Wednesday, October 14, 2015

Death By Pancake

Update: Zoey is fine! Some days my brain doesn't function properly, and I didn't think what this might look like at first glance. I forget that I'm a blogger who is supposed to be weaving a coherent storyline, instead of just the diary of a smartass. Sorry for adding jackass to my resume.

I spent my 20s riding my motorcycle too fast with no helmet. Not one scratch from years of lane splitting and driving like I was invincible, and somehow I survived to grow up and be an adult in my 30s. But since then, I've always known that when the universe finally takes me back, it'll be for something stupid, like eating bad buttermilk pancakes or tripping on dry pavement on a sunny day and breaking my neck or something.

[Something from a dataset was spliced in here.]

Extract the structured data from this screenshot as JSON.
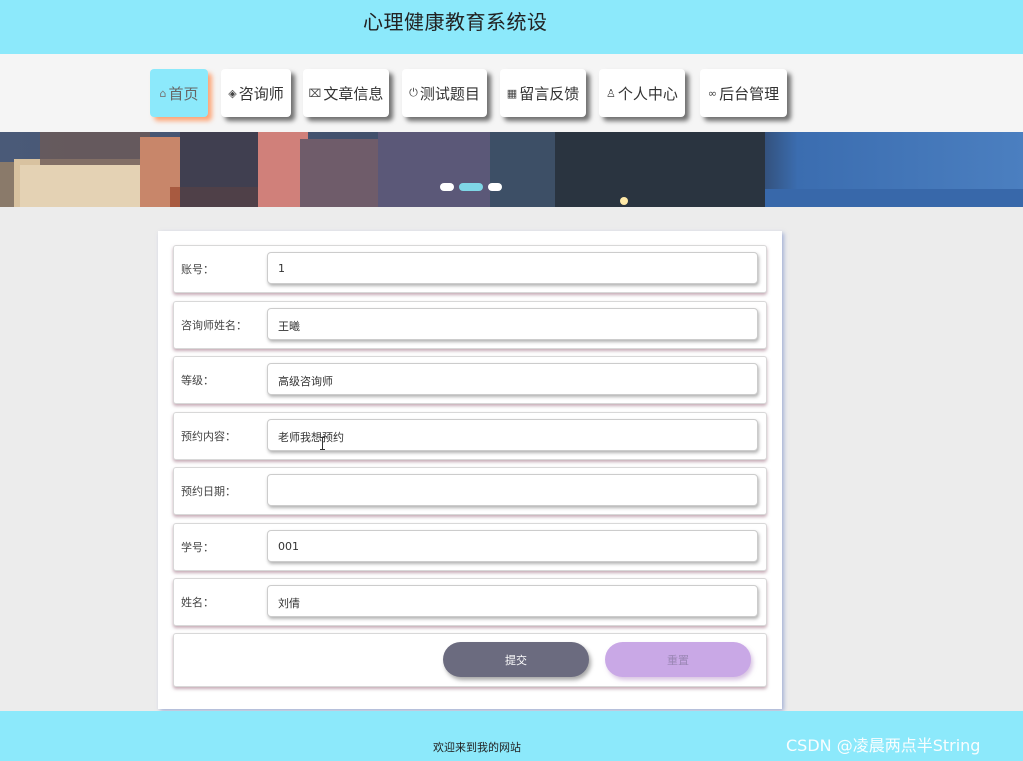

As I lay in bed with Zoey, with both of us miserable with our tummies, wondering how as an experienced cook, I could've screwed up buttermilk pancakes from a box, it hit me. I figured it had something to do with the buttermilk and the fact that this box sat unopened at a cabin and was subjected to extremes of temperature. A friend suggested that the temperature swings can still kill the powered buttermilk. Even powdered milk can congeal. It made sense to me.

Her brother, Ty, was sitting near her to comfort her

What's funny is I don't eat many pancakes as a single guy, and I don't normally buy that brand. I saw "light" but didn't notice the "buttermilk" part. It's still just a theory, but it's the only thing both of us ate the other night. Either way, throwing away any one thing is magnitudes cheaper than an ER visit for either of us.

Now Zoey and I are both back to fighting shape, and the other ones don't look like they are uncomfortable as well. All four are coming with me to the cabin this weekend, where I think I'll mostly store the freeze dried survival / military food my sister had there as the cuisine of choice.

Normally the bedroom is blocked off because her mommy was very bad, but sick girls can go in there


  1. I want you to know that the combination of that headline and the photo of the splayed pup shot my heartrate up to a terrified 225.

    You should be ashamed of yourself. ;)

    1. Oh, damn, sorry. I meant it humorously, but clearly I didn't think all that through too well. "Bad brain day." No, Zo Zo is doing fabulously tonight. Today she tried to swallow a fork and just now she's biting the end of my finger to pay attention to her because a batch of their chicken dinner is cooling.